Deconstructing a Method of Proselytism
I study religion as an academic subject and specialize in Mormon mission history and theory. The other day, I spoke with a Latter-day Saint who appeared a little confused that someone could make a career of this. He brought up Preach My Gospel, the church's official manual and statement on missionary work, and implied that this closed the canon on missionary discourse. The thinking is done, the missionary task is hard at work, so why mess with it? He could understand the historical value of interpreting and assessing our missionary past. But the theoretical part of it left him, what I thought seemed, a bit incredulous.
I came across a story in my thesis research that downright ticked me off. And then I realized that Latter-day Saints reinforce stories like these frequently in their missionary discourse. The consequences of allowing this kind of behavior extend into many dimensions of social exchange. Mormons already generally feel a tension between the world and Zion, which I would further describe as an us/them mentality. So when they feel sanctioned to practice their missionary work or to in the very least approach their missionary work with an allowance for this kind of behavior, it further complicates the tension. I'll explain why in a moment. But first, a quotation from the missionary's journal:
"I went back in to her father and said: 'You're next. Come on.' He refused. His wife walked away and with tears in her eyes said to me: 'John's ready, I know he is. He has been attending church for years, keeps all the standards of the Church, and has been a dry-land Mormon.' I said: 'Brother Bancroft, your wife just told me with tears in her eyes that you are ready for baptism.' He bristled: 'Oh, she did. Well, I'm not.' I said: 'And furthermore, I say you are and that you are going to be baptized. Now you come with me peaceably or I'll get one of these elders to help me carry you out.' He refused. I put my arm under his, lifted him slightly off the floor and marched him down the aisle of the chapel, across the amusement hall, out through the patio, and into the room where the baptismal clothes are stored. All the way out he kept saying, 'I am not joining the Church; I won't be baptized; you can't force me; it doesn't matter what my wife thinks; I'm not joining the Church.' I simply assured him verbally and physically that he was. When we got into the room with the clothing, someone was already handing items to the other young man, and I asked 'Brother' Bancroft what size pants he wore. He did not respond. I held a pair up to him and said, 'These will fit you,' and put them over his arm, and then asked for his shirt size. He said: 'Sixteen,' and with that single word agreed to join the Church. With his clothes, I marched him across the foyer to the dressing room. Since he had been around the Church for years, people began flocking around to shake his hand. I said: 'You folks please leave us alone and do not interfere.'
"By this time a couple of hundred people were aware of what was going on and so they congregated in the outside patio to watch. I marched Brother Bancroft over to the dressing room, took him in, and said: 'Get dressed.' He had given up and began taking his shirt off. I said: 'I've got someone else, but I'm posting a guard at the door.'
"Well, by this time the stage was set and so the elders who had contacts at the conference who they thought should join the Church began taking me from one to the other, and in each instance after five or ten minutes' conversation and a little gentle persuasion, one after another agreed to join the Church, until we ended up with nine baptisms—not one of whom had come with the slightest intention of being baptized.

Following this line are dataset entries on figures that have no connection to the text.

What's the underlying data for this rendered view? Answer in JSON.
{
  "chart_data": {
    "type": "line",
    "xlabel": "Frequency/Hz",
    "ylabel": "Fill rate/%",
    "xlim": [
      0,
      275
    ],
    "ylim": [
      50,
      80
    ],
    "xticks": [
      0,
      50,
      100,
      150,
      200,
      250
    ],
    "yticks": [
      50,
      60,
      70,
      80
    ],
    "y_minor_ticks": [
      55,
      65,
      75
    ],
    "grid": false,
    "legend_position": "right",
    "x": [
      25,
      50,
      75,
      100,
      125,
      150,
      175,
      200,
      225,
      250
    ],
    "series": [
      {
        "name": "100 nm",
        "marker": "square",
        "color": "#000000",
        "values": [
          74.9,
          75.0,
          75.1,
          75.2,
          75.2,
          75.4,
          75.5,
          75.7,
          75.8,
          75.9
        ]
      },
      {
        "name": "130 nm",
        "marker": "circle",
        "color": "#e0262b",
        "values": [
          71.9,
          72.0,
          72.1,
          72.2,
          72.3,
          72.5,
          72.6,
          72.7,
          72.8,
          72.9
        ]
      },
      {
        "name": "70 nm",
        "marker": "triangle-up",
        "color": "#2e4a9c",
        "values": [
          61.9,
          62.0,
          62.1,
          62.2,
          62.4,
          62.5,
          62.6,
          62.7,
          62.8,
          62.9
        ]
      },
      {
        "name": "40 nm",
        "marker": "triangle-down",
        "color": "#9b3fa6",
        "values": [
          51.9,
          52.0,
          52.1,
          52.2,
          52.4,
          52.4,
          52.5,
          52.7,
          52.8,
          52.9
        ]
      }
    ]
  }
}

The compulsion here is appalling. To physically force a man, in the presence of a congregation of other persons, to go into a dressing room and prepare for baptism against his will astounds me—it's unconscionable in the extreme.
This missionary was actually, in the Mormon system, a mission president. And (to complicate things) he was also serving as a general authority at the time. He later became an apostle. This account comes from Bruce R. McConkie's diary and can be found in his son's memoir, The Bruce R. McConkie Story: Reflections of a Son.
I'm disturbed by this account because of its positive valuation among Latter-day Saints. Of course, in normal circumstances, one doesn't walk up to a man, demand that he be baptized, and then physically force him to do it. But if prompted by the Spirit, such a thing is appropriate, even heroic. Joseph Fielding McConkie continues the story by mentioning how he met Brother Bancroft's son Bruce: the man held his manhandling baptist (little "b") in such esteem that he named a child after him. In the end, the wife and family had prayed for divine intervention, and God brought it in the form of an abusive mission president exercising dominion over someone who vehemently expressed a desire not to be baptized into the Mormon church.
This thinking is dangerous for Mormon missiology because it perpetuates the possibility that, in theory, a missionary and/or other family members can exercise enough faith to bring about a baptism of another individual, even if it's against his or her will. This can lead to (many times intense) pressure to produce results as a missionary. Even in their first lessons, Mormon missionaries proclaim individual agency as a core doctrine for Mormon theodicy: God is omnibenevolent, but evil exists in the world because he will never take away one's agency, or will to choose good/evil. Yet their behavior betrays this affirmation. They pray that God will intervene and bring someone to conversion. That's an appropriate prayer, until it moves to an extreme. At this very moment, you could find Mormon missionaries in the middle of a longer-than-average fast in order to call down enough spiritual response from heaven that somebody or more become baptized. A more appropriate fast would be for something related to the individual missionary, like fasting for an added conviction of one's missionary message, or fasting for physical strength to work hard, or fasting for a more cheerful or optimistic countenance, and so on.
That pressure to perform also risks turning a blind eye to the enormous good that missionaries are currently doing for their religion. Missionaries and Mormons can ignore positive effects on society brought about by missionary service because such service might not directly contribute to baptisms. This interpretation of missionary activity perpetuates the us/them worldview, or at least supports the basis for that thinking. We are sent to teach people, rather than to serve people. I have recently read about a missionary feeling as though he is on the front lines of a spiritual war literally combating Satan in the struggle for souls. That may be a legitimate phenomenon and valid emotion, but I would hope that he would consider his own soul as needing third-party support against the wiles of a deceptive adversary, particularly through the person and power of Jesus. We all need that support. We all need to support each other. And we all need the respect and courtesy of taking our own steps toward those ends by our own desire and choice.
And let's congratulate our missionaries for service well-rendered, not baptisms "attained."
That one individual may be right in thinking that working in Mormon mission theory may be incompatible in a post-Preach My Gospel culture. But I'd hope Mormons would have enough caution and desire to improve their missionary effort that they could understand the value of renegotiating our missional and cultural impulses and traditions.